Why are data scientists getting all the attention? I blame the real scientists! There’s a mass of fascinating information buried in all the data we’re collecting on ourselves, and traditional scientists have been painfully slow to take advantage of it. There are all sorts of barriers, ranging from the proprietary nature of the source data, the lack of familiarity with methods able to handle the information at scale, and a cultural distance between the academic and startup worlds. None of these should be insurmountable though. There’s great work being done with confidential IRS and US Census data, so the protocols exist to both do real science and preserve secrecy. I’ve seen the size of the fiber-optic bundles at CERN, so physicists at least know how to deal with crazy data rates. Most of the big startups had their roots in universities, so the cultural gap should be bridgeable.

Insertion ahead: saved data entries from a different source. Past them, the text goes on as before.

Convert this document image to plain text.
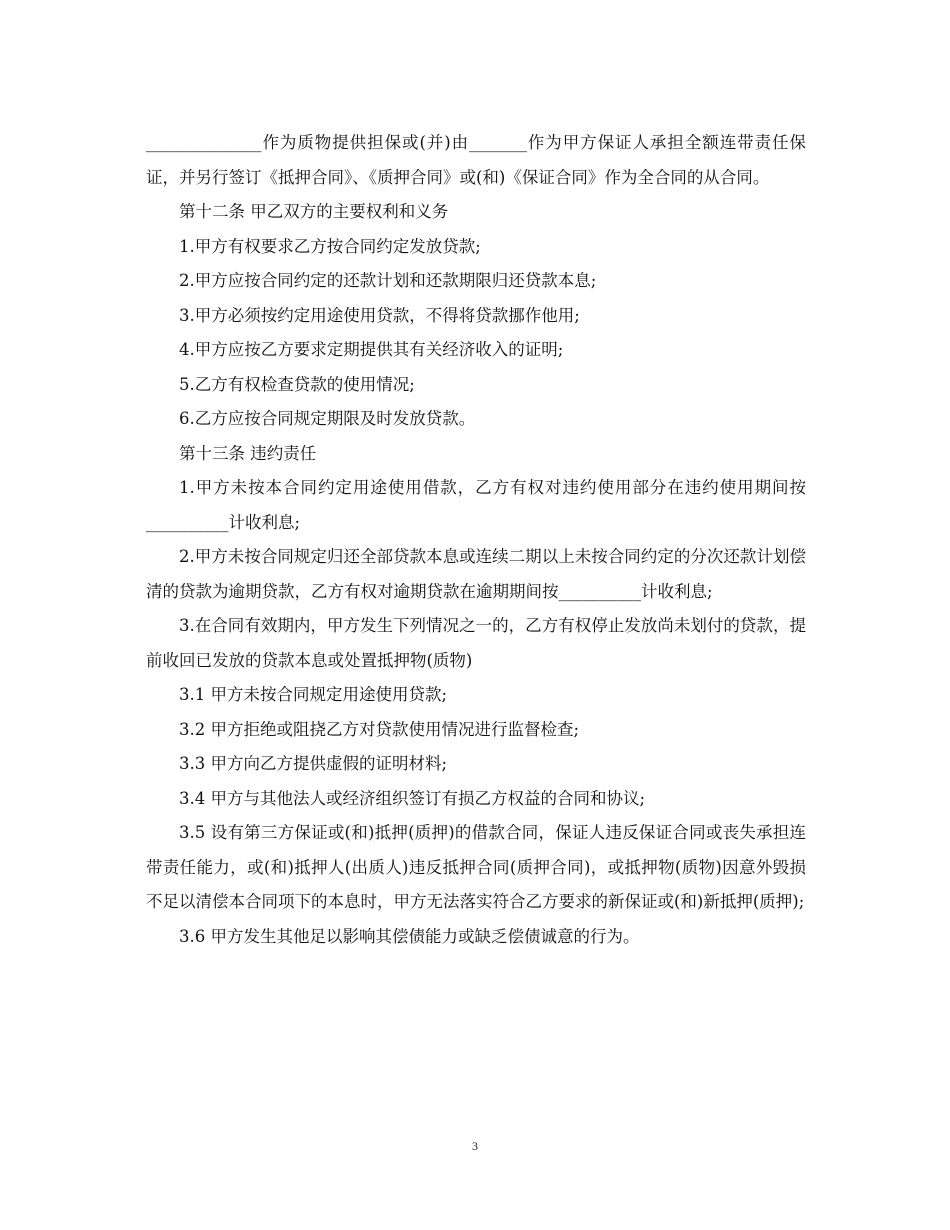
______________作为质物提供担保或(并)由_______作为甲方保证人承担全额连带责任保证，并另行签订《抵押合同》、《质押合同》或(和)《保证合同》作为全合同的从合同。

第十二条 甲乙双方的主要权利和义务

1.甲方有权要求乙方按合同约定发放贷款;

2.甲方应按合同约定的还款计划和还款期限归还贷款本息;

3.甲方必须按约定用途使用贷款，不得将贷款挪作他用;

4.甲方应按乙方要求定期提供其有关经济收入的证明;

5.乙方有权检查贷款的使用情况;

6.乙方应按合同规定期限及时发放贷款。

第十三条 违约责任

1.甲方未按本合同约定用途使用借款，乙方有权对违约使用部分在违约使用期间按__________计收利息;

2.甲方未按合同规定归还全部贷款本息或连续二期以上未按合同约定的分次还款计划偿清的贷款为逾期贷款，乙方有权对逾期贷款在逾期期间按__________计收利息;

3.在合同有效期内，甲方发生下列情况之一的，乙方有权停止发放尚未划付的贷款，提前收回已发放的贷款本息或处置抵押物(质物)

3.1 甲方未按合同规定用途使用贷款;

3.2 甲方拒绝或阻挠乙方对贷款使用情况进行监督检查;

3.3 甲方向乙方提供虚假的证明材料;

3.4 甲方与其他法人或经济组织签订有损乙方权益的合同和协议;

3.5 设有第三方保证或(和)抵押(质押)的借款合同，保证人违反保证合同或丧失承担连带责任能力，或(和)抵押人(出质人)违反抵押合同(质押合同)，或抵押物(质物)因意外毁损不足以清偿本合同项下的本息时，甲方无法落实符合乙方要求的新保证或(和)新抵押(质押);

3.6 甲方发生其他足以影响其偿债能力或缺乏偿债诚意的行为。

3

What am I doing about it? I love efforts by teams like OpenPaths to break data out from proprietary silos so actual scientists can use them, and I do what I can to help any I run across. I popularize techniques that are common at startups, but lesser-known in academia. I’m excited when I see folks like Cameron Marlow at Facebook collaborating with academics to produce peer-reviewed research. I keep banging the drum about how shifty and feckless we data scientists really are, in the hope of damping down the starry-eyed credulity that greets our every pronouncement.
What should you do? If you’re a social scientist, don’t let us run away with all the publicity, jump in and figure out how to work with all these new sources. If you’re in a startup, figure out if you have data that tells a story, and see if there’s any academics you can reach. If you’re a reader, heckle data scientists when we make a sage pronouncement, keep us honest!